Wolfe begins his new job at a critical moment, not unlike his predecessor who took over the state tourism office just as the marijuana tourist industry exploded. Colorado’s tourist reliant businesses are enduring a critical labor shortage. Destination management groups across the state — there are 33 of them — are recasting tourism marketing messages from clarion calls for all visitors to campaigns that educate visitors about how to minimize impacts. They are also working with locals to better illustrate the role of tourism in local economies.
That shift from marketing to management balances the benefits of tourism and mitigates the impacts of over-tourism, Wolfe said, so both visitors and guests benefit.
“This was a priority before COVID and the post-COVID migration to outdoor destinations has accelerated those efforts,” he said, pointing to the Office of Economic Development and International Trade’s help to fund the $16.8 million modular housing construction facility in Buena Vista as an example of the state’s focus on both economic momentum and mitigating the impacts of tourism and growth.
Amie Mayhew, the president and CEO of the Colorado Hotel and Lodging Association, called Wolfe “a very thoughtful leader.” Wolfe’s career at the intersection of hospitality and tourism policy, she said, makes him “absolutely the right person to thread this needle during these challenging times.”

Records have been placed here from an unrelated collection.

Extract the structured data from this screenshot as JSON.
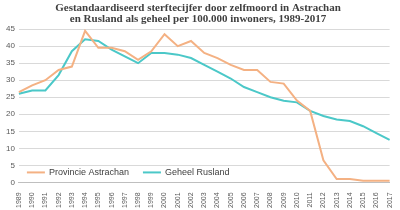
{
  "chart_data": {
    "type": "line",
    "title": [
      "Gestandaardiseerd sterftecijfer door zelfmoord in Astrachan",
      "en Rusland als geheel per 100.000 inwoners, 1989-2017"
    ],
    "categories": [
      "1989",
      "1990",
      "1991",
      "1992",
      "1993",
      "1994",
      "1995",
      "1996",
      "1997",
      "1998",
      "1999",
      "2000",
      "2001",
      "2002",
      "2003",
      "2004",
      "2005",
      "2006",
      "2007",
      "2008",
      "2009",
      "2010",
      "2011",
      "2012",
      "2013",
      "2014",
      "2015",
      "2016",
      "2017"
    ],
    "series": [
      {
        "name": "Provincie Astrachan",
        "color": "#f4b183",
        "values": [
          26.5,
          28.5,
          30,
          33,
          34,
          44.5,
          39.5,
          39.5,
          38.5,
          36,
          38.5,
          43.5,
          40,
          41.5,
          38,
          36.5,
          34.5,
          33,
          33,
          29.5,
          29,
          24,
          21,
          6.5,
          1,
          1,
          0.5,
          0.5,
          0.5
        ]
      },
      {
        "name": "Geheel Rusland",
        "color": "#4bc8c8",
        "values": [
          26,
          27,
          27,
          31.5,
          38.5,
          42,
          41.5,
          39,
          37,
          35,
          38,
          38,
          37.5,
          36.5,
          34.5,
          32.5,
          30.5,
          28,
          26.5,
          25,
          24,
          23.5,
          21,
          19.5,
          18.5,
          18,
          16.5,
          14.5,
          12.5
        ]
      }
    ],
    "ylim": [
      0,
      45
    ],
    "yticks": [
      0,
      5,
      10,
      15,
      20,
      25,
      30,
      35,
      40,
      45
    ],
    "grid": true,
    "legend": "lower left"
  }
}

“Coming in understanding both the tourism industry and political policy,” she said, “he can really serve as a guide, figuring out what makes sense for the state and what makes sense for some of these local communities, and making sure the state’s messaging is aligning with what these local DMOs are doing and what the dollars from the state are meant to do.”
Wolfe said he would continue the Colorado Tourism Office’s focus on sustainable tourism and the “Care for Colorado” principles that grew last year to include messages for both tourists and residents. He said this winter’s “Do Colorado Right” campaign, which tapped Colorado influencers to promote masks and social-distancing, will be expanded to include fire prevention and low-impact travel messages.
“The ‘Do Colorado Right’ campaign evolves with current needs such as mitigating overcrowding, disposing of trash properly and hiring local guides,” said Wolfe, who also will continue the Colorado Tourism Office’s new backcountry safety campaign promoting safe travel in avalanche terrain.
Richard Scharf, the head of Visit Denver whose resume of board service rivals Wolfe’s, said Wolfe is “a real believer in tourism marketing” who will work closely with the state’s 33 destination marketing organizations.
“He understands the importance of the work we are doing,” Scharf said. “We need someone to bring us together and find common ground.”
Wolfe’s experience managing hotels including the Brown Palace lends the management experience needed as Colorado’s destination marketing groups transition into tourism management organizations, Scharf said.
The recent concerns over traffic in the backcountry and overwhelming crowds in popular destinations like Crested Butte and Telluride need management, Scharf said. He points to innovative programs like Glenwood Springs’ use of shuttles and reservations to manage traffic at the popular Hanging Lake trail and Boulder’s use of downtown buses to ease parking problems at Chautauqua Park as examples of destinations managing tourism without rejecting visitors.
“Tim is a strong leader and, like they say, you don’t make generals in peace time and this is an opportunity for him to tackle what is really a management issue,” Scharf said.